Luschka konnte nur auf eines zurennen.
»Luschka …«
Seine Stimme.
Wo war er? Einen Moment lang vergaß Luce ihr früheres Ich, vergaß das russische Mädchen, dessen Leben jetzt jeden Moment enden konnte, vergaß, dass dieser Daniel nicht ihr Daniel war, aber andererseits …
Natürlich war er das.
Er starb niemals. Er war immer da gewesen. Er hatte immer ihr gehört und sie immer ihm. Sie wollte nichts anderes, als seine Arme finden und sich in ihnen vergraben. Er würde wissen, was sie tun sollte; er würde ihr helfen können. Warum hatte sie in der Vergangenheit an ihm gezweifelt?
Sie rannte auf seine Stimme zu. Aber sie konnte Daniel nirgendwo sehen. Luschka ebenso wenig. Einen Häuserblock vom Fluss entfernt blieb Luce an einer verlassenen Kreuzung stehen.
Jeder Atemzug quälte ihre halb erfrorenen Lungen. Ein kalter, pulsierender Schmerz bohrte sich tief in ihre Ohren, und die eisigen Nadelstiche, die sie in ihren Füßen spürte, machten das Stillstehen unerträglich.
Aber in welche Richtung sollte sie sich wenden?
Vor ihr lag ein riesiges, verlassenes Grundstück, das von Schutt bedeckt und durch Gerüste und einen Eisenzaun von der Straße abgesperrt war. Aber selbst in der Dunkelheit konnte Luce erkennen, dass hier schon vor einiger Zeit etwas abgerissen und nicht erst bei einem Luftangriff von einer Bombe zerstört worden war.
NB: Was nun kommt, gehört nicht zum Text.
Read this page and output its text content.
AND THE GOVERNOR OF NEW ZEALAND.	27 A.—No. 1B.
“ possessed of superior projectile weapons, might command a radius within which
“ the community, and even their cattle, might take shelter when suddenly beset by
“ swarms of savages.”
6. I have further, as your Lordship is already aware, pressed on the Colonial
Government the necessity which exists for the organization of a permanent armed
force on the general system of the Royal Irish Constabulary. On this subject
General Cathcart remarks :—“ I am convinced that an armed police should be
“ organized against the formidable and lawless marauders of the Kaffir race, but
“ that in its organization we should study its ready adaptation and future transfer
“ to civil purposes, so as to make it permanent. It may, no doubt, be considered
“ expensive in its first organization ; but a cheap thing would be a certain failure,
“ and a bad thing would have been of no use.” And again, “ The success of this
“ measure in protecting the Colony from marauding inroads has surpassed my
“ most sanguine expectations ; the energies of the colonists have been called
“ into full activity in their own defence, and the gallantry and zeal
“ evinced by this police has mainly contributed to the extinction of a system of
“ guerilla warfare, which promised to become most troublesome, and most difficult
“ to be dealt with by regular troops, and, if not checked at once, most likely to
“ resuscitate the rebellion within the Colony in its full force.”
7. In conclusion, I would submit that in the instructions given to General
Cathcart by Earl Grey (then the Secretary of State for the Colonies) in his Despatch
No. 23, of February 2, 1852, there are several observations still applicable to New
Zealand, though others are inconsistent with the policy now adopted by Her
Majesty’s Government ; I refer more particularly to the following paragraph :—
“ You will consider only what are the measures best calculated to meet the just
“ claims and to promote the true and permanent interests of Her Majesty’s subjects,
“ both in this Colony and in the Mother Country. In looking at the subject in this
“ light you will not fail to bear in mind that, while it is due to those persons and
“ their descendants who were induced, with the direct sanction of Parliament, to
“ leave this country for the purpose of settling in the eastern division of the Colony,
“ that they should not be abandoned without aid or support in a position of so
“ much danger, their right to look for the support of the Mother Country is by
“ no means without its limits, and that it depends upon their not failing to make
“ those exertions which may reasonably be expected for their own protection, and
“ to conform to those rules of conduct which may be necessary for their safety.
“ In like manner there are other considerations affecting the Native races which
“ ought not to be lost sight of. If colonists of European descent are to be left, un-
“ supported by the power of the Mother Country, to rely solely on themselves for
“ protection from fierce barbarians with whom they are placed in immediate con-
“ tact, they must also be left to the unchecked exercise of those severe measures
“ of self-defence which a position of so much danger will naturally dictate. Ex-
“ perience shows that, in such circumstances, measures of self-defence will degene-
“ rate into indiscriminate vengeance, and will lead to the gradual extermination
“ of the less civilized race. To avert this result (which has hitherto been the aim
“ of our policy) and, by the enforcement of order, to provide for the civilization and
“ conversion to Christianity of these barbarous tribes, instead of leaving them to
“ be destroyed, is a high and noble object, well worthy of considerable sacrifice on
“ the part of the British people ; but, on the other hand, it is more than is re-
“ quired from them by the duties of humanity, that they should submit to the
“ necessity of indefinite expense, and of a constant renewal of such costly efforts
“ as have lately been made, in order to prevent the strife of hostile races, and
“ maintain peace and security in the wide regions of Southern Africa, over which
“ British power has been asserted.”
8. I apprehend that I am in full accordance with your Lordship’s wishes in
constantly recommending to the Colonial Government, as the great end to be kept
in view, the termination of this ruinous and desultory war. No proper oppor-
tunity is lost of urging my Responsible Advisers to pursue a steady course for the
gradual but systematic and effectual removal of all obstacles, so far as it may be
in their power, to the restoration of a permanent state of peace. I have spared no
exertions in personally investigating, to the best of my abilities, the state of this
Es sah nach nichts Besonderem aus, nur eine hässliche, verlassene Grube. Sie wusste nicht, warum sie noch immer davorstand. Warum sie aufgehört hatte, Daniels Stimme nachzulaufen …
Bis sie den Zaun berührte, blinzelte und etwas Leuchtendes aufblitzen sah.
Eine Kirche. Eine majestätische weiße Kirche, die die riesige Baulücke füllte. Ein gewaltiger, dreiteiliger, marmorner Torbogen in der Vorderfront. Fünf goldene Türme, die sich hoch in den Himmel reckten. Und im Innern: Reihen gewachster Holzbänke, so weit das Auge reichte. Ein Altar oben auf einer weißen Treppenflucht. Und all die Mauern und die hohen, gewölbten Decken bedeckt mit zauberhaft kunstvollen Fresken. Und überall Engel.
Die Kirche von Christus dem Erlöser.
Woher wusste Luce das? Warum sollte sie mit jeder Faser ihres Wesens spüren, dass dieses Nichts einst eine beeindruckende weiße Kirche gewesen war?
Weil sie noch Sekunden zuvor dort gewesen war. Sie sah die Handabdrücke einer anderen Person in der Asche auf dem Metall: Luschka war ebenfalls hier stehen geblieben, hatte die Ruinen der Kirche betrachtet und etwas gefühlt.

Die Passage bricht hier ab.